Lizzie Pook
There is something uniquely terrifying about finding fresh lion tracks while walking in the bush. Everything gets very quiet.
Each rustle of foliage sends crackles of adrenalin darting throughout your body; each sound carried by the soft breeze makes sweat needle in your armpits, the crook of your elbows, the small of your back.
I’m on foot in the Maasai Mara, where I’m spending four days traversing four different conservancies using just my legs as part of Asilia’s new Adventures offering.
There are no vehicles. No luxury bush breakfasts. Instead, I’ve been walking for up to seven hours a day in the oven-like African heat, camping alongside riverbeds, in dense tangled forest and, at one point, in marshy swampland filled with boisterously loud toads.
My guide is Roelof Schutte — an Afrikaner with icy, wolf-like eyes and the ability to make aardvark dung just as exciting as a coalition of hungry cheetah on the prowl — and we’re joined by Rakita Shololo, an elderly Maasai (he estimates he’s somewhere in his mid-to-late-seventies) with a face gullied by deep wrinkles and a gentle, calming demeanour.

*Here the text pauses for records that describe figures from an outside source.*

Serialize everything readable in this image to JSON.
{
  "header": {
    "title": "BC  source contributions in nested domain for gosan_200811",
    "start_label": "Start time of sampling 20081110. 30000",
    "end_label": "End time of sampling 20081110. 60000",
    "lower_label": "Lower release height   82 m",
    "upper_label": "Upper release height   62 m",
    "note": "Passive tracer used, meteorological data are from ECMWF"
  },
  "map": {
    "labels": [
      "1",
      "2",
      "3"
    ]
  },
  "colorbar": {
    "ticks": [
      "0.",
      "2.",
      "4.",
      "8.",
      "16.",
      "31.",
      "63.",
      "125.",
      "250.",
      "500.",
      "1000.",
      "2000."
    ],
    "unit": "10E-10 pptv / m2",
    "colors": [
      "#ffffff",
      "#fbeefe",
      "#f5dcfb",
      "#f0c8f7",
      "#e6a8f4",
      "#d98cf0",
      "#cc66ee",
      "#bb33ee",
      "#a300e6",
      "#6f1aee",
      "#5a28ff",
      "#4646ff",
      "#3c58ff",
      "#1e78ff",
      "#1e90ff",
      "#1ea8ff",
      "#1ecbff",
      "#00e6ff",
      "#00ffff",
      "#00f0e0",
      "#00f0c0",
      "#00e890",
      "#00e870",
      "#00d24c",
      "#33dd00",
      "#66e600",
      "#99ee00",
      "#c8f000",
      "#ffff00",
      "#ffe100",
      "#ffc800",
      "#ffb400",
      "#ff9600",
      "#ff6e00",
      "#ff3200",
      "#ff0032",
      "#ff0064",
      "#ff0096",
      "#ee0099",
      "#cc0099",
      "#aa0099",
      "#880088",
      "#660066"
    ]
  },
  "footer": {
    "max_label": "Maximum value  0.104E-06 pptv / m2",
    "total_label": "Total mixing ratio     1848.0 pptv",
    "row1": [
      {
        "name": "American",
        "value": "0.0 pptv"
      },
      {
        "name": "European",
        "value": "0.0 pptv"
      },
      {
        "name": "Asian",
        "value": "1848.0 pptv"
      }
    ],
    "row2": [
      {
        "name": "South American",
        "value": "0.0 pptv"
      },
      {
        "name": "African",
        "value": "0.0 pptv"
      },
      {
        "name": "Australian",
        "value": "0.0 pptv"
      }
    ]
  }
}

Rakita’s from the hunter-gather Dorobo tribe, who are best known for strolling up to huge prides of lions and stealing their kills from fresh under their noses (YouTube it. Seriously.)
The lion cocks her head; I notice teats swinging heavy and bloated below her body. It dawns on us: she’s got cubs. And as we all know, nothing’s fiercer than a mother protecting her children.
Lions have been something of a theme for our trek, which has taken us straight into the path of some of Africa’s most dangerous animals.
We’ve had huge prides surrounding our camp in the dead of night, roaring to one another as we set out each morning under the swell of bruise-coloured clouds.
I’ll be honest. I’d always thought of walking safaris as short pockets of terror that punctuate the more relaxing game drives offered by most camps. But spending so much time out in this incredible landscape is beginning to rewire my thinking.
But this safari is not all about the big creatures. As we walk, Roelof points out “mouse highways” and piles of elephant dung that have been pillaged by hungry baboons and frenzied mongooses.
While resting our blistered feet, we gaze down upon termite mounds being raided by armies of solider ants — tiny cities under siege. Rakita plucks sour plums from the bushes, presenting them to us like jewels, and we spend quiet moments pondering tiny terrapins floating in just-filled puddles. If this isn’t mindfulness, I don’t know what is.
Each day as I pause to catch my breath (which is often), I let the sounds of the bush wash over me: spider-hunting wasps that sound like heavy duty cargo helicopters as they pass; noisy “thick-knee” birds whose chirps sound like the wheeze of a rundown car battery.
At night, the rains that fall from raven-black clouds pummel my tent like a thousand tiny fists. Thunder rolls around the valley like steel drums, and sheets of lightening illuminate the vast, eerie landscape.
But the most invigorating aspects of my walk are not the knee-deep river crossings or the close calls with big cats. Instead, it’s the visits we make to some of the conservation projects working in and around the Mara.
When we drop into the Mara Elephant Project, muddied and sweat-soaked, we learn about new tracking technologies being implemented to prevent human/wildlife conflict.
We’re shown rusty piles of snares and spears used to persecute these animals, and try to lift huge elephant-tracking collars above our heads.
A trip to the Mara Predator Conservation Programme HQ shows us how each individual lion in the Mara is ID’d by its whisker spots, and how gaining the trust of the surrounding communities is crucial in conserving this fragile land and the animals that thrive here.
Because we are, of course, on someone else’s land. Many of the conservancies that orbit the world-famous Maasai Mara National Reserve — such as the Naboisho, Mara North, Lemek and Ol Chorro conservancies I’ve trekked through — work in tandem with the local people.
In many of these conservancies, tourism companies rent the land off these rightful owners, meaning they can still keep cattle, they don’t lose access to their own property and they are given a monthly income. It’s a conservation model that’s flourishing, and one we bear in mind constantly while out on foot. “When we walk, we don’t leave tyre tracks, we don’t burn diesel, we don’t make noise,” says Roelof.
He’s right. I don’t think I’ve ever felt more immersed in a single environment on any of my travels. And knowing we’re protecting it by covering it on foot is even more rewarding.
I’m left feeling sunburnt, soggy and, as hackneyed as it sounds, humbled by the trip I’ve just taken.
When it comes to safaris, it really doesn’t matter whether you’ve got a fancy lodge with a private plunge pool. Who cares about Wi-Fi on tap and state-of-the-art Land Rovers? Get out on foot and you’ll feel like you’ve really got under the surface of this remarkable landscape.